Most of the patients taking EGFR-TKI experience the disease progression; this indicates that they acquired the resistance. The underlying mechanisms are divided into the resistant mutant development, including T790M point mutation, and clonal selection theory, indicating that there is a decrease in the number of clones that are sensitive to EGFR-TKI but an increase in that of resistant clones 7111213. With regard to the clonal selection theory, there is a growing evidence that patients who previously responded to EGFR-TKI benefit from retreatment with EGFR-TKI. Clonal selection theory is based on intratumoral heterogeneity, thus suggesting that EGFR-TKI-sensitive cells are mixed with EGFR-resistant cells at varying ratios in a single patient or tumor7. With administration of EGFR-TKI, there are changes in the cell population accompanied by the continuous proliferation of EGFR-TKI-resistant cells. These phenomena may lead to tolerance to EGFR-TKI therapy. With the discontinued use of EGFR-TKI, EGFR-TKI-responsive cells can be proliferated. This leads to the speculation that the tumor may be treated with the readministration of EGFR-TKI. One phase II study revealed that gefitinib retreatment can achieve benefits in patients with advanced NSCLC who have controlled previously to gefitinib. In this study, disease control rate was 65.2% that suggest that a second round of gefitinib is worth considering in NSCLC patients with progressive disease after EGFR-TKI failure14.
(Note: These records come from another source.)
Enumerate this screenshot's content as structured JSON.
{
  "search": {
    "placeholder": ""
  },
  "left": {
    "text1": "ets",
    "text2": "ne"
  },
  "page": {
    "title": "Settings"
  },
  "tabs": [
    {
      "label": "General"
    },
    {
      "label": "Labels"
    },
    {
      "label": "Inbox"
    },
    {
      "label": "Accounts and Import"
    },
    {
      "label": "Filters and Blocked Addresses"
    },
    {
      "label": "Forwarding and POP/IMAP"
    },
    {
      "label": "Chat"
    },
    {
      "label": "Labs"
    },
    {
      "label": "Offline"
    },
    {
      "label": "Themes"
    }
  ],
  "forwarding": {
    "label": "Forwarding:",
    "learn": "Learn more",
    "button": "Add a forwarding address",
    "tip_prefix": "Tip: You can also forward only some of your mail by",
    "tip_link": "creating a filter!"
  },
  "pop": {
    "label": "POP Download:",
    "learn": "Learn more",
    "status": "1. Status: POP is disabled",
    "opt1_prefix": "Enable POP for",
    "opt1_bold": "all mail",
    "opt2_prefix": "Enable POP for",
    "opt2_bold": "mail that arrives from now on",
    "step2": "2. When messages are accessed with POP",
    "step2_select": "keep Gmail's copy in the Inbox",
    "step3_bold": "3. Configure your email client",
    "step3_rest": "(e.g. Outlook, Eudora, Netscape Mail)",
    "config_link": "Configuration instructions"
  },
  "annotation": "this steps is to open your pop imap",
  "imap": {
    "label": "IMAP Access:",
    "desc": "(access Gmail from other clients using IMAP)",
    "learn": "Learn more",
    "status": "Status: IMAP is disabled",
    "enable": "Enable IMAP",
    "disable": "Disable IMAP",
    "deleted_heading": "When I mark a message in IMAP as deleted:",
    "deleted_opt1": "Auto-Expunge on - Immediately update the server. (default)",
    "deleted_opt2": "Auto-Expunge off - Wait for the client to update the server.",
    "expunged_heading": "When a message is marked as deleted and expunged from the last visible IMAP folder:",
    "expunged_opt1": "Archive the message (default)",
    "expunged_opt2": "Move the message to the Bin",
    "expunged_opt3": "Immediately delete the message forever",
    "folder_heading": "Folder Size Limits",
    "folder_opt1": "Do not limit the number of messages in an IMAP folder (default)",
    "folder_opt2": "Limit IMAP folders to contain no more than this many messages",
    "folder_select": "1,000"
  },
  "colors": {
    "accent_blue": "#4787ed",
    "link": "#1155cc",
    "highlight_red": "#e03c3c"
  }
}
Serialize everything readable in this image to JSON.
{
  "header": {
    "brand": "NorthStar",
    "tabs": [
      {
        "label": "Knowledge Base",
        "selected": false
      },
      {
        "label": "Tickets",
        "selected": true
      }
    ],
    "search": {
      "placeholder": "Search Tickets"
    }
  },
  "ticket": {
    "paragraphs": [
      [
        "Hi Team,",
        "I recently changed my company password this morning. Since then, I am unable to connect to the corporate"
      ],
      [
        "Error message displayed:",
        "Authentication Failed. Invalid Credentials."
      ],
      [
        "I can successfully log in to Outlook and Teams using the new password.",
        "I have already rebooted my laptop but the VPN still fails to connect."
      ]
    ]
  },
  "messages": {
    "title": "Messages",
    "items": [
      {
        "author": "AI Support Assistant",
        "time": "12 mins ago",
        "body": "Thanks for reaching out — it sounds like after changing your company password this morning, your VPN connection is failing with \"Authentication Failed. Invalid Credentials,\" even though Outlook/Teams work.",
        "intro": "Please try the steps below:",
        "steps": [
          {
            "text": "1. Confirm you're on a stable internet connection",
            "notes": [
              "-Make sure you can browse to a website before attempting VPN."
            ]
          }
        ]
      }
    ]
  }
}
Even though the cells are drug-sensitive, some of those might remain after administration of EGFR-TKI. It has been known that the drug-sensitive and drug-resistant EGFR-mutant cells exhibited differential growth kinetics, with the drug-resistant cells showing slower growth12. The TSR is an indicator for clones that are sensitive to EGFR-TKI. Therefore, it could be expected that patients who had higher TSR still have relatively higher ratio of sensitive cells after using of EGFR-TKI and will have higher ratio with the lapse of time (Figure 3). Accordingly, TSR can be used to predict the efficacy of the retreatment with EGFR-TKI. We expect that TSR also can be used in evaluating efficiency of next-generation EGFR-TKI on the same principle.

Figure 3

Schema that represents different ratio of epidermal growth factor receptor tyrosine kinase inhibitor (EGFR-TKI) sensitive cells after administration of EGFR-TKI and discontinuation based on the ratio of EGFR-TKI sensitive cells before treatment. Upper case represents a tumor that has higher ratio of EGFR-TKI sensitive cells than lower case.
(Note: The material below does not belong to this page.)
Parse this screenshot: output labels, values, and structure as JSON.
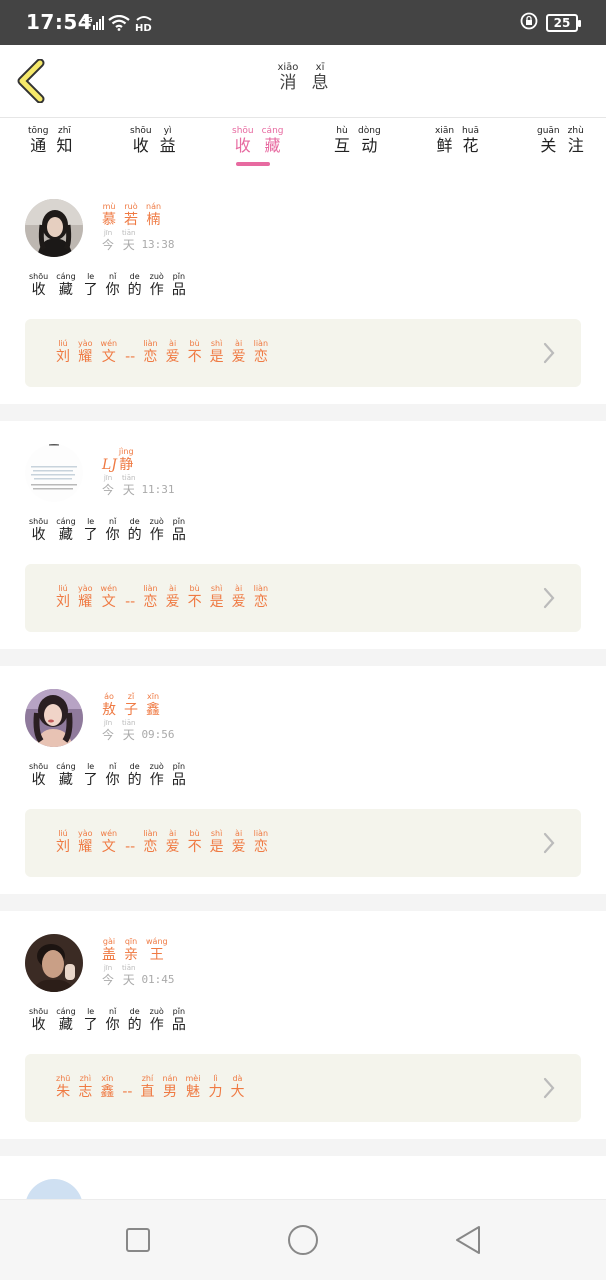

There are some limitations of the current study. First, our study is a non-randomized retrospective one and enrolled a small number of patients in a single-institution. Second, in the current study, patients did not undergo EGFR mutation testing. In a heterogeneous population, we revealed that TSR is significantly correlated with PFS. We are currently conducting a study about the TSR after the first-line of treatment with EGFR-TKI in patients with activating EGFR mutations. Thus, we have shown that the correlation coefficient is significantly higher in patients with activating EGFR mutations as compared with a heterogeneous group of patients (unpublished data). In the current study, we calculated the TSR in a 2-dimensional manner. It would be mandatory to accurately measure the decreased number of tumor cells based on the volume because the mass is a 3-dimensional structure. It is necessary, however, to use the volume using a specially-designed software. Moreover, it would also be difficult to apply the methods of measurement, used in an actual clinical setting.

Our results showed that the TSR might be an early prognostic indicator for PFS in patients receiving EGFR-TKI therapy because it reflexes the ratio of cancer cells harboring sensitive mutation to EGFR-TKI. We also found that there was a significant correlation between the TSR and PFS; this would be of help for predicting the optimal timing of EGFR-TKI treatment. In addition, our results also showed that the TSR might be a prognostic factor for OS because there might be a significant correlation between the PFS and OS.

Finally, it would also be useful in predicting the clinical benefit based on the treatment response and the prognosis in pa tients who are considered to receive re-treatment with EGFR-TKI.